Furthermore, in his Keynesian style, Krugman assumes that capital and whole structures of production simply exist and that entrepreneurship has nothing to do with it. (Yes, he says the "individual entrepreneur," but in that he is creating the straw man, for he fails to understand the larger role of entrepreneurship in the economy.)
The point is that successful companies — or, at any rate, companies that make a large contribution to a nation’s economy — don’t exist in isolation. Prosperity depends on the synergy between companies, on the cluster, not the individual entrepreneur.
Yet, it was entrepreneurship over time that created this cluster, but to admit that would mean that perhaps his collectivized view of economics might not fit reality. Furthermore, entrepreneurship is not limited to people who (in Krugman's words) start their businesses in garages. (Notice that he leaves out Steven Jobs and how Apple was started, but that would mess up his narrative.)
The point is that the quintessential business figures of the 80s weren’t creative entrepreneurs. They were big-corporation executives (Lee Iacocca) and takeover artists (Michael Milken, Ivan Boesky). The gazillionaires who started in garages came later.
By limiting entrepreneurship to people "in garages," Krugman leaves out the larger understanding of what entrepreneurship is or what entrepreneurs do. Michael Milken WAS a financial entrepreneur, as he gained funding for a number of enterprises that the banks in the cartelized system that Krugman praises to much would not touch. It was Milken who secured start-up funding for CNN, which helped revolutionized how the news is brought into our homes. The creation of MCI, which did an end run around the way long distance calling was done via the AT&T government-created monopoly, came through Milken's funding.

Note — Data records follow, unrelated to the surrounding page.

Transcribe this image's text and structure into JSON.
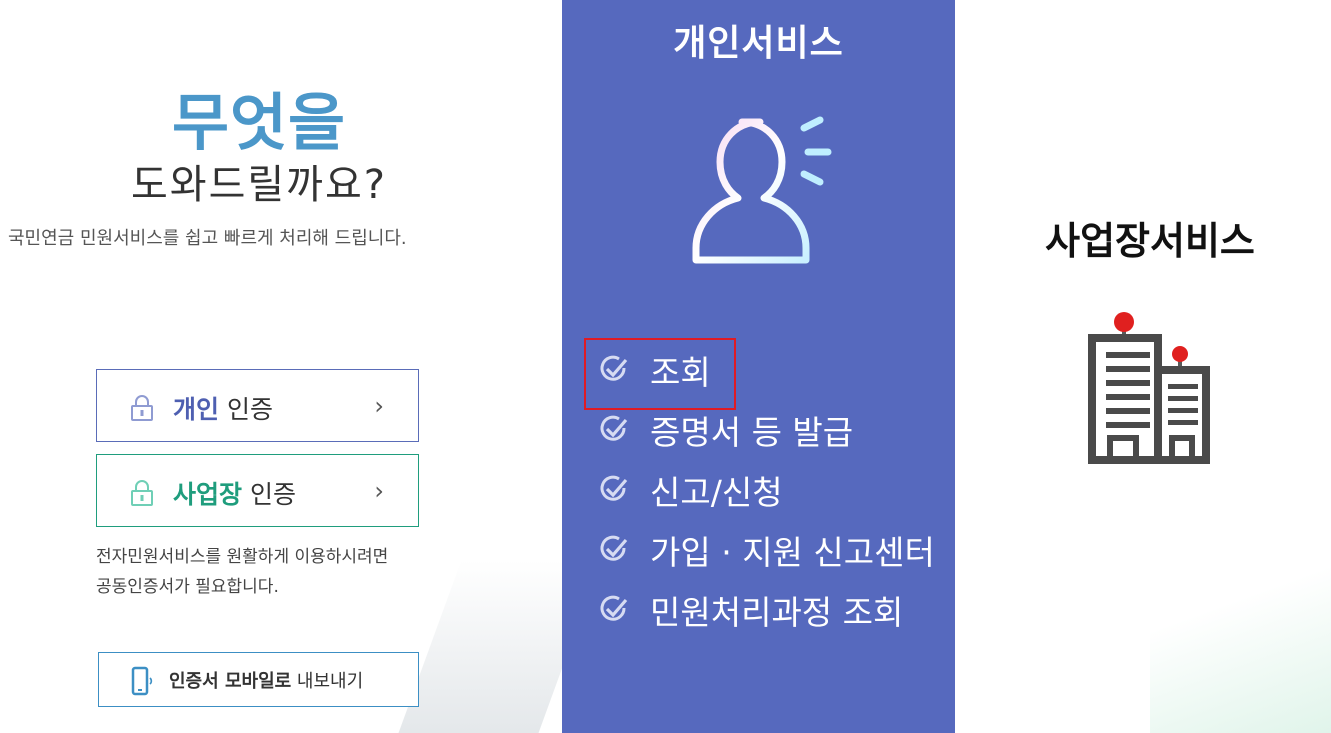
{
  "left": {
    "headline_1": "무엇을",
    "headline_2": "도와드릴까요?",
    "subtitle": "국민연금 민원서비스를 쉽고 빠르게 처리해 드립니다.",
    "personal_auth": {
      "highlight": "개인",
      "rest": "인증",
      "icon": "lock-icon"
    },
    "business_auth": {
      "highlight": "사업장",
      "rest": "인증",
      "icon": "lock-icon"
    },
    "auth_note_line1": "전자민원서비스를 원활하게 이용하시려면",
    "auth_note_line2": "공동인증서가 필요합니다.",
    "mobile_export": {
      "bold": "인증서 모바일로",
      "rest": "내보내기",
      "icon": "phone-icon"
    }
  },
  "center": {
    "title": "개인서비스",
    "icon": "person-icon",
    "menu": [
      {
        "label": "조회",
        "selected": true
      },
      {
        "label": "증명서 등 발급"
      },
      {
        "label": "신고/신청"
      },
      {
        "label": "가입 · 지원 신고센터"
      },
      {
        "label": "민원처리과정 조회"
      }
    ]
  },
  "right": {
    "title": "사업장서비스",
    "icon": "building-icon"
  },
  "colors": {
    "personal_accent": "#4e5fb1",
    "business_accent": "#1f9d7d",
    "headline_blue": "#4b97c9",
    "center_panel_bg": "#5669be",
    "selection_red": "#e01b24"
  }
}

It was Milken that secured the start-up money for McCaw Cellular, which took an idea and laid the foundation for the vast cellular networks we have now. And there were many more enterprises, NONE of which would have received funding from the banking system that Krugman insists was perfectly fine and should have remained in place.

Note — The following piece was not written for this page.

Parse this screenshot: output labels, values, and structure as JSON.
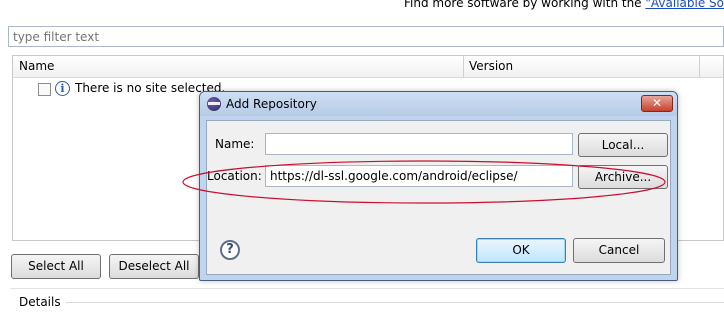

You see, Paul Krugman wants us to believe that modern telecommunications "just happened" or that government would have created a wonderful system on its own. Like the industry "clusters" that really are the source of wealth (and we know that the clusters just appeared on their own -- or were the result of government action along with the farsightedness of the labor unions) in Krugman's view, there really is no need for the entrepreneur, who is just a sideshow, a freak in a garage who takes advantage of what government in its infinite wisdom already has created.

In Krugman's world the telecommunications that we enjoy now would have happened anyway because, well, just because. New technologies just happen and their application to the economy just happen, too. Furthermore, even things like the pre-existent "supply chain" are not subject to entrepreneurial ideas. No, they simply exist and if a company like Wal-Mart is able to change the way that supply chains work, well, that was not entrepreneurship; it was just fate.

I would urge readers to look at what Peter Klein has written in his book The Capitalist and the Entrepreneur. Unlike Krugman, Klein actually is an economist who knows something about entrepreneurs and entrepreneurship, and who does not feed partisan political propaganda to readers. (Unlike Krugman, Klein does not coordinate his writing efforts with partisan political campaigns.)

Anyone who does take the time to read Klein will see that the scope of entrepreneurship is much, much larger than anything Krugman can imagine. But, then, Klein is not going to tell readers that government spending, borrowing, and printing is the Source of All Wealth.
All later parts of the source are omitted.